Reality culinário explora a boçalidade de quem faz e de quem vê

Os rostos do “MasterChef”: Henrique Fogaça, Paola Carosella, Erick Jacquin e a apresentadora Ana Paula Padrão (foto: Divulgação)

Escrevo este texto na noite de terça (5/12), durante a exibição da final do “MasterChef”, com a TV desligada. Obviamente, não vi o programa. Nem outro episódio de qualquer temporada produzida no Brasil. Não tenho a menor ideia de quem sejam os competidores. Sei que os dois finalistas se chamam Pablo e Francisco porque precisei abrir o site da Band em busca de fotos de divulgação. Só volto a assistir algo do gênero se alguém me pagar pela tarefa. Mas eu sei do que estou falando.

Esse tipo de atração não tem nada a ver com gastronomia – trata-se apenas do tipo mais raso de teledramaturgia, como o velho “Show de Calouros” de Silvio Santos. As competições culinárias e os reality shows em geral fazem sucesso porque despertam o boçal que existe dentro de nós. Quem cria, quem produz, quem conduz, quem participa e quem assiste: todos unidos em uma brincadeira sádica que já me cansou.

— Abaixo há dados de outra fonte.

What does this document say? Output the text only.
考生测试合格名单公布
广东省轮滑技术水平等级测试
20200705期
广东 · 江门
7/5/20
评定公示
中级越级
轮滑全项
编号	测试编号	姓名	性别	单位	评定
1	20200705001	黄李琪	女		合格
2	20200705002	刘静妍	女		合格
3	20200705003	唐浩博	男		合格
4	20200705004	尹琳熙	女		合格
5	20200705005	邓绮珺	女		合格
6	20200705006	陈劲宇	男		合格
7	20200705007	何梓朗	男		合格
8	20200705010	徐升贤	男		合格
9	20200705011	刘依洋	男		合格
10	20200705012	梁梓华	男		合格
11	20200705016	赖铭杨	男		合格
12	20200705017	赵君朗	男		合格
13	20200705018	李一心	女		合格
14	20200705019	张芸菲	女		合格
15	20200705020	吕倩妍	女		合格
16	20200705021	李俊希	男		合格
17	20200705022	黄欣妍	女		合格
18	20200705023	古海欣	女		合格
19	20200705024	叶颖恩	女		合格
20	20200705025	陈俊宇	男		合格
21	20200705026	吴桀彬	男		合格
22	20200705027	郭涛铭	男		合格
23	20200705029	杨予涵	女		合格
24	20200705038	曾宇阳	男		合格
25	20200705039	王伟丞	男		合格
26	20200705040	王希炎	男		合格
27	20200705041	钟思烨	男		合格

Antes de meu filho mais novo nascer, eu tinha tempo e disposição para acompanhar coisas do gênero. Assisti a várias temporadas de “Hell’s Kitchen”, com o canastrão Gordon Ramsay soltando fogo pelos olhos, vi a versão norte-americana do próprio “MasterChef”, além de algumas produções menos cotadas de países como Austrália e Canadá.

Meu predileto era um programa chamado “Man v. Food”, ainda mais primitivo. Nele, um sujeito franzino percorria os grotões dos Estados Unidos para comer de forma desesperada em competições ridículas. Baldes de milk-shake, asinhas de frango às centenas, hambúrgueres da altura de um pônei, petiscos desse naipe. Entretenimento garantido. Se o cara conseguisse comer todas as 20 dúzias de ostras, o espanto: “Mano, por que alguém faz isso??”. Se desistisse na dúzia final, o profundo desdém: “Panaca, vai ter piriri à toa”.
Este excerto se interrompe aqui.